Die Musik strotzt vor Geschichten und Bildern. Über fünf Sätze hinweg steigert sie sich von der Klage bis hin zur triumphalen Lebensbejahung. Naturbeschreibungen und ländliche Feste sind zu hören, brachiale Störungen und sogar Anklänge an einen Bach-Choral – und das von einem, der für den Glauben an einen Schöpfer nur zynische Absagen übrighatte.

Brahms hingegen meinte es ganz und gar ernst mit seinem „Deutschen Requiem“. Statt der üblichen lateinischen Texte aus der katholischen Totenmesse wählte er selbst Bibelstellen in deutscher Sprache aus. Hier steht nicht die Bitte um Erlösung im Mittelpunkt, sondern der Trost für die Zurückbleibenden.
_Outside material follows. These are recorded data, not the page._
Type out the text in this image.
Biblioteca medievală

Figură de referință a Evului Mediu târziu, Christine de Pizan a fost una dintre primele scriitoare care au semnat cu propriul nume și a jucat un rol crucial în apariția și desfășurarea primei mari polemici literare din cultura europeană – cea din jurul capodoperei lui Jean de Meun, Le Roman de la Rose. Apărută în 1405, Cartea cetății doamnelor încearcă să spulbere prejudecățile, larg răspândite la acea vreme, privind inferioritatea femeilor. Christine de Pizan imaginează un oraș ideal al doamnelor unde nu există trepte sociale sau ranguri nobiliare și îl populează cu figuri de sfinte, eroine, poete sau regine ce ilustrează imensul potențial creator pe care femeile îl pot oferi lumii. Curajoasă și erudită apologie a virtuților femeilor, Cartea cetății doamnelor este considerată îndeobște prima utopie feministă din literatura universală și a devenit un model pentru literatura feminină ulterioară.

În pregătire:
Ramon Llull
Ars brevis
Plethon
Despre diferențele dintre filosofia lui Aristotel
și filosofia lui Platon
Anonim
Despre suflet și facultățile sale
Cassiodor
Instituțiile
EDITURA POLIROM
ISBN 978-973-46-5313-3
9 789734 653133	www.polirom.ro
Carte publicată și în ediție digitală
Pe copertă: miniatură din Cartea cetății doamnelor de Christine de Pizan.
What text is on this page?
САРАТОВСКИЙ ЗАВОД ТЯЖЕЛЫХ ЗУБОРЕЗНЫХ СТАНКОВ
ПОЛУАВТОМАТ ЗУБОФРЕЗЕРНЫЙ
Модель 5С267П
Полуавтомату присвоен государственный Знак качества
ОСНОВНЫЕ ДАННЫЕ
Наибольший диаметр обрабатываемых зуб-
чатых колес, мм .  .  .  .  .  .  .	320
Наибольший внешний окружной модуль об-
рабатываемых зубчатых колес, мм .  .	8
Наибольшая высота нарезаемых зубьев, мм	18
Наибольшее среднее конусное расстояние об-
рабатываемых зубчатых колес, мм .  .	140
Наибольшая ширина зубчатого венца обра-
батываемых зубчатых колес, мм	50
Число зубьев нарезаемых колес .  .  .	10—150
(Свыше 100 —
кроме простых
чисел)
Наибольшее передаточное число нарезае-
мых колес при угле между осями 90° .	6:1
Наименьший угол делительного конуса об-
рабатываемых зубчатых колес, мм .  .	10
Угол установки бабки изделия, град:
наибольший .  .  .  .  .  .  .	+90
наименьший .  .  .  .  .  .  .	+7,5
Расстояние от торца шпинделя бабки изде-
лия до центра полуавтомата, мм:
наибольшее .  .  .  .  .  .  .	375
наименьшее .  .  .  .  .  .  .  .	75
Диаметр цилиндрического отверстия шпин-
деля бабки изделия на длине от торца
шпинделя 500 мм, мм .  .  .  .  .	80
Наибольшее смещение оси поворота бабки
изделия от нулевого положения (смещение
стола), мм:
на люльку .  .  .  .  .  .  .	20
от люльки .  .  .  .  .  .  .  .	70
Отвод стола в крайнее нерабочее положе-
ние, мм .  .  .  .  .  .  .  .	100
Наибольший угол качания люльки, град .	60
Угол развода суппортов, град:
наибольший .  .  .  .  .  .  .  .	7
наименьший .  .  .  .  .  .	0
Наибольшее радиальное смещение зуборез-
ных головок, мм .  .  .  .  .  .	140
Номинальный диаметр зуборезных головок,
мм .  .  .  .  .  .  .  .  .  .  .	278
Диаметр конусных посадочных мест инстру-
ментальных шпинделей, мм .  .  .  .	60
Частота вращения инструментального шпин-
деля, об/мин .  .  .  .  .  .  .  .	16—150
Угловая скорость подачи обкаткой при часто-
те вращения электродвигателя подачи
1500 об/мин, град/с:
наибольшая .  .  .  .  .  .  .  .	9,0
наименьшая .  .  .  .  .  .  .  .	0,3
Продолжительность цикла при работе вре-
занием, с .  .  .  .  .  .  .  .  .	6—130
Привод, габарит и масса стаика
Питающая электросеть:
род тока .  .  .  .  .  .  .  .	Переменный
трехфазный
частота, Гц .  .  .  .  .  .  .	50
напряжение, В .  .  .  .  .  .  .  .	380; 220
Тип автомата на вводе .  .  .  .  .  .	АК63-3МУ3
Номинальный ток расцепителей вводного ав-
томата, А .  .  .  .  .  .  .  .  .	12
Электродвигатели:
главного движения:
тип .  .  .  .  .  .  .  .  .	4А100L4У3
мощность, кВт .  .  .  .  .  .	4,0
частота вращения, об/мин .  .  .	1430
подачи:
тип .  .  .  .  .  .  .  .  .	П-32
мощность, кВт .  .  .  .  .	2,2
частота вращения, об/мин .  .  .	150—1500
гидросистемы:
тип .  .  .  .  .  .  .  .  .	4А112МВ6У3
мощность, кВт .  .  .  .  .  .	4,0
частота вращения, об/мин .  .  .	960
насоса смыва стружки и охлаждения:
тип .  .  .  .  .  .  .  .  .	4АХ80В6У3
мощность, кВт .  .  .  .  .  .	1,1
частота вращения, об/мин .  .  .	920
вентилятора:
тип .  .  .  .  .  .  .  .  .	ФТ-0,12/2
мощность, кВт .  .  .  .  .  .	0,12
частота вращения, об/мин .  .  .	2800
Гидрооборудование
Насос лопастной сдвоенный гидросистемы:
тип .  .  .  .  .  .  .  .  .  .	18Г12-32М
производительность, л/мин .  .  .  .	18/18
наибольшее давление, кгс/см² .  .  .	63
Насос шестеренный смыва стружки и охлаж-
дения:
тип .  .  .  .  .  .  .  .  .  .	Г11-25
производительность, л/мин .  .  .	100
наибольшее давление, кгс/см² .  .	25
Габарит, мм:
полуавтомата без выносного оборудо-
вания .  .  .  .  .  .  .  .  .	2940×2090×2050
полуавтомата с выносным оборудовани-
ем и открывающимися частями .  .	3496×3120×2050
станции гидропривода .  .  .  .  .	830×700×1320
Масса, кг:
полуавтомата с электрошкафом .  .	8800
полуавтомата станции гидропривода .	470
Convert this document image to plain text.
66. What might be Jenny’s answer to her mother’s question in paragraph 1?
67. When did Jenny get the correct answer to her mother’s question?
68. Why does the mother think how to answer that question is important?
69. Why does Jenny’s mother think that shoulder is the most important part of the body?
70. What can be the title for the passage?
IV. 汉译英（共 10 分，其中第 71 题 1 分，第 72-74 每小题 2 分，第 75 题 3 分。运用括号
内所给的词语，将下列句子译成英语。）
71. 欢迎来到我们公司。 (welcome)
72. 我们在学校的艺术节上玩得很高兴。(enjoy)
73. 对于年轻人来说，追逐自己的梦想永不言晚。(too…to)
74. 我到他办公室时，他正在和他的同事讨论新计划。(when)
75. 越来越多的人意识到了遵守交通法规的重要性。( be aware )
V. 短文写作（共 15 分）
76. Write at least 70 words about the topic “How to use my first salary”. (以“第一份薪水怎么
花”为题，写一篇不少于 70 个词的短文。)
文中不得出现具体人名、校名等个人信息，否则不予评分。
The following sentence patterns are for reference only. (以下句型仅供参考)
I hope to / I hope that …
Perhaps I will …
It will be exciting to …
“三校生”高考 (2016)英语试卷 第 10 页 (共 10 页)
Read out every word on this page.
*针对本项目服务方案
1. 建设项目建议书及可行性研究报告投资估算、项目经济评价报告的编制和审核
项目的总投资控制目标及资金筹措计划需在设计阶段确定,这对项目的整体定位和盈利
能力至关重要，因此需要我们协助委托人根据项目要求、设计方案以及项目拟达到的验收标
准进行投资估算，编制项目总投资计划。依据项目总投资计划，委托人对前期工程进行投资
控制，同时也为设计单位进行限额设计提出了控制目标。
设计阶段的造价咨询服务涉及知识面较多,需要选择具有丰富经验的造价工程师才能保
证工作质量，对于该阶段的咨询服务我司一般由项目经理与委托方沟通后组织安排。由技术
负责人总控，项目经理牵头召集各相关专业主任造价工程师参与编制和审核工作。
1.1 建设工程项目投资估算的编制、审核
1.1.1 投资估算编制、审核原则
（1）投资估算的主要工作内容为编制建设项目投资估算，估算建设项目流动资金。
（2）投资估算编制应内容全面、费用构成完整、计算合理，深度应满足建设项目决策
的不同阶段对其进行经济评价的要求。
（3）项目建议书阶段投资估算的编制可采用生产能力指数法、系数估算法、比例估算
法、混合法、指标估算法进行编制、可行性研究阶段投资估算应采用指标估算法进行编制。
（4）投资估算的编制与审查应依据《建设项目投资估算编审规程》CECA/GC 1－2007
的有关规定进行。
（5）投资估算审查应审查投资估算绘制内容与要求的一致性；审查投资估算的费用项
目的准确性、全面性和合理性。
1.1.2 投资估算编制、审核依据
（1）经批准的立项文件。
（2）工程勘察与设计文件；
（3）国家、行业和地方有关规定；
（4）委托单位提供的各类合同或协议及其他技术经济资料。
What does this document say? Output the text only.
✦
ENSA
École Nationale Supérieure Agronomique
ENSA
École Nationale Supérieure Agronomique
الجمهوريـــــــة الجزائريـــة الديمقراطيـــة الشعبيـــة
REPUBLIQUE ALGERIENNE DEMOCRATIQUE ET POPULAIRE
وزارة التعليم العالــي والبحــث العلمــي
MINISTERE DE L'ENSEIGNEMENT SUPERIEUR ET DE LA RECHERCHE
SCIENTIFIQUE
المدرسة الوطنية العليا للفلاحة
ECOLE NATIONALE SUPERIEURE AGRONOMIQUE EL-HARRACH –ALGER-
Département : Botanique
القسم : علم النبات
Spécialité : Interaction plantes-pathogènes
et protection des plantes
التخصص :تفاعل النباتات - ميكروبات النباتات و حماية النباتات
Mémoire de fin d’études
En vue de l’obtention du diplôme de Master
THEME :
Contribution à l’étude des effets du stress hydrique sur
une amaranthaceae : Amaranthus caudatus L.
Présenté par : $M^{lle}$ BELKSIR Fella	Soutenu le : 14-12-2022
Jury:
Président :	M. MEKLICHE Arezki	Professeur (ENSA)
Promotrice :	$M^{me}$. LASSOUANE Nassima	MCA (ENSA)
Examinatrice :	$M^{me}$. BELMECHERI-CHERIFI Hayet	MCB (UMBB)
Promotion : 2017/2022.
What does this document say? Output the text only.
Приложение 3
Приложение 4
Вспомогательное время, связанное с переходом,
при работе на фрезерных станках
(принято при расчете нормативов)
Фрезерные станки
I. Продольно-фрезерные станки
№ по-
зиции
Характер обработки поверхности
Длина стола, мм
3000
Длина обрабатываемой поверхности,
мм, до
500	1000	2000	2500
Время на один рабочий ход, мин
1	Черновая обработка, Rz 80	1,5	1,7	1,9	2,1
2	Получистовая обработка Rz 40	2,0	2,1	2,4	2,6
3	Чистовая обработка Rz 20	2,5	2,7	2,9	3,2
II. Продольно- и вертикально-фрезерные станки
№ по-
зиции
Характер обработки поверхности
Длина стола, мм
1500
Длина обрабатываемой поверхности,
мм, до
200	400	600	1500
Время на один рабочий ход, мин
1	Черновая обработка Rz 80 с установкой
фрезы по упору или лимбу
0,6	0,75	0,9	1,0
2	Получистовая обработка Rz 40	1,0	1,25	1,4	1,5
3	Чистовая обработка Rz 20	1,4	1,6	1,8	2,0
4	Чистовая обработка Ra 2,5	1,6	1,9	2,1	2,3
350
Dmitri Schostakowitsch ist ein Komponist, in dessen Schaffen sich deutlich das eigene Lebensschicksal spiegelt. Sein achtes Streichquartett begriff er als Requiem für sich selbst, wie er in einem Brief schrieb. Entstanden ist das Werk unter dem Eindruck einer politisch motivierten Zwangslage, die Schostakowitsch tief deprimierte. Beim NDR-Konzert erklingt es in der Orchesterfassung als Kammersinfonie.

Gewichtige Themen sind das, die Hengelbrock und seine Musiker da verhandeln. Zu Saisonbeginn dagegen geht es ganz und gar leichtfüßig zu: Die „Opening Night“ des NDR Sinfonieorchesters wird, das vorherzusagen braucht es keine prophetischen Gaben, wieder ein rauschendes Fest.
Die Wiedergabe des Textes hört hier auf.